“Is this cash?” I asked.

“That’s right. What’s wrong with cash?”

“Nothing. But I have to give you a receipt. It’s an IRS reporting requirement. This is the whole ten?”

“It’s all there.”

I took the top off of a cardboard file box I keep on the seat next to me. My receipt book was behind the current case files. I started writing out the receipt. Most lawyers who get disbarred go down because of financial violations. The mishandling or misappropriation of client fees. I kept meticulous records and receipts. I would never let the bar get to me that way.

“So you had it all along,” I said as I wrote. “What if I had backed down to five? What would you have done then?”

Vogel smiled. He was missing one of his front teeth on the bottom. Had to have been a fight at the club. He patted the other side of his vest.

“I got another envelope with five in it right here, Counselor,” he said. “I was ready for you.”

“Damn, now I feel bad, leaving you with money in your pocket.”

I tore out his copy of the receipt and handed it out the window.

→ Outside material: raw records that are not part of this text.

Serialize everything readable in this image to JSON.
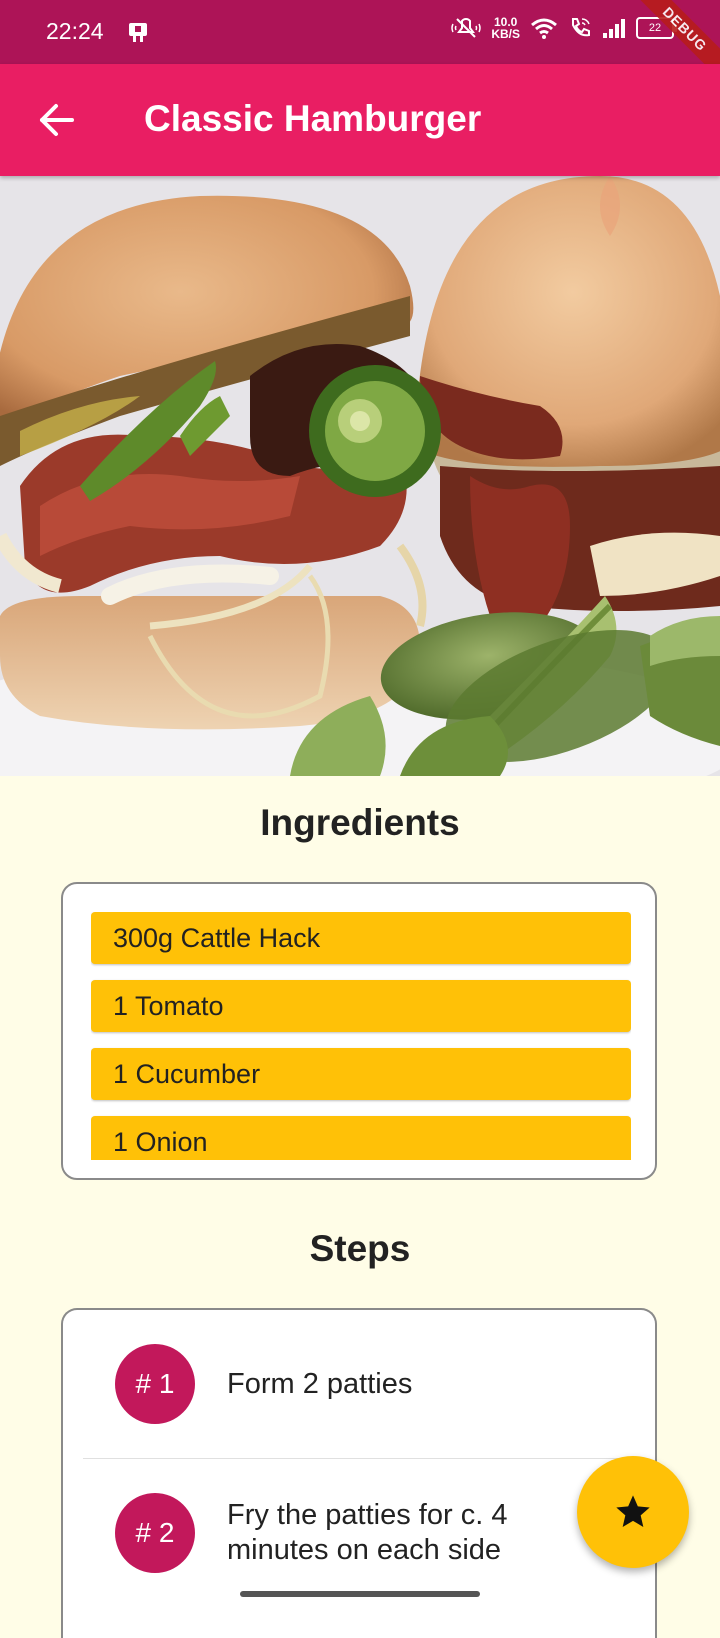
{
  "status_bar": {
    "time": "22:24",
    "net_speed_value": "10.0",
    "net_speed_unit": "KB/S",
    "battery": "22",
    "debug_label": "DEBUG",
    "background": "#AD1457",
    "icons": [
      "notification-icon",
      "mute-icon",
      "wifi-icon",
      "wifi-call-icon",
      "signal-icon",
      "battery-icon"
    ]
  },
  "app_bar": {
    "title": "Classic Hamburger",
    "background": "#E91E63",
    "back_icon": "arrow-back-icon"
  },
  "hero": {
    "image_icon": "hamburger-photo"
  },
  "ingredients": {
    "title": "Ingredients",
    "items": [
      "300g Cattle Hack",
      "1 Tomato",
      "1 Cucumber",
      "1 Onion"
    ]
  },
  "steps": {
    "title": "Steps",
    "items": [
      {
        "badge": "# 1",
        "text": "Form 2 patties"
      },
      {
        "badge": "# 2",
        "text": "Fry the patties for c. 4 minutes on each side"
      }
    ]
  },
  "fab": {
    "icon": "star-icon",
    "color": "#FFC107"
  },
  "colors": {
    "page_background": "#FFFDE7",
    "ingredient_chip": "#FFC107",
    "step_badge": "#C2185B"
  }
}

“I receipted it to Casey. He’s the client.”

“Fine with me.”

He took the receipt and dropped his arm off the window sill as he stood up straight. The car returned to a normal level. I wanted to ask him where the money came from, which of the Saints’ criminal enterprises had earned it, whether a hundred girls had danced a hundred hours for him to pay me, but that was a question I was better off not knowing the answer to. I watched Vogel saunter back to his Harley and struggle to swing a trash can-thick leg over the seat. For the first time I noticed the double shocks on the back wheel. I told Earl to get back on the freeway and get going to Van Nuys, where I now needed to make a stop at the bank before hitting the courthouse to meet my new client.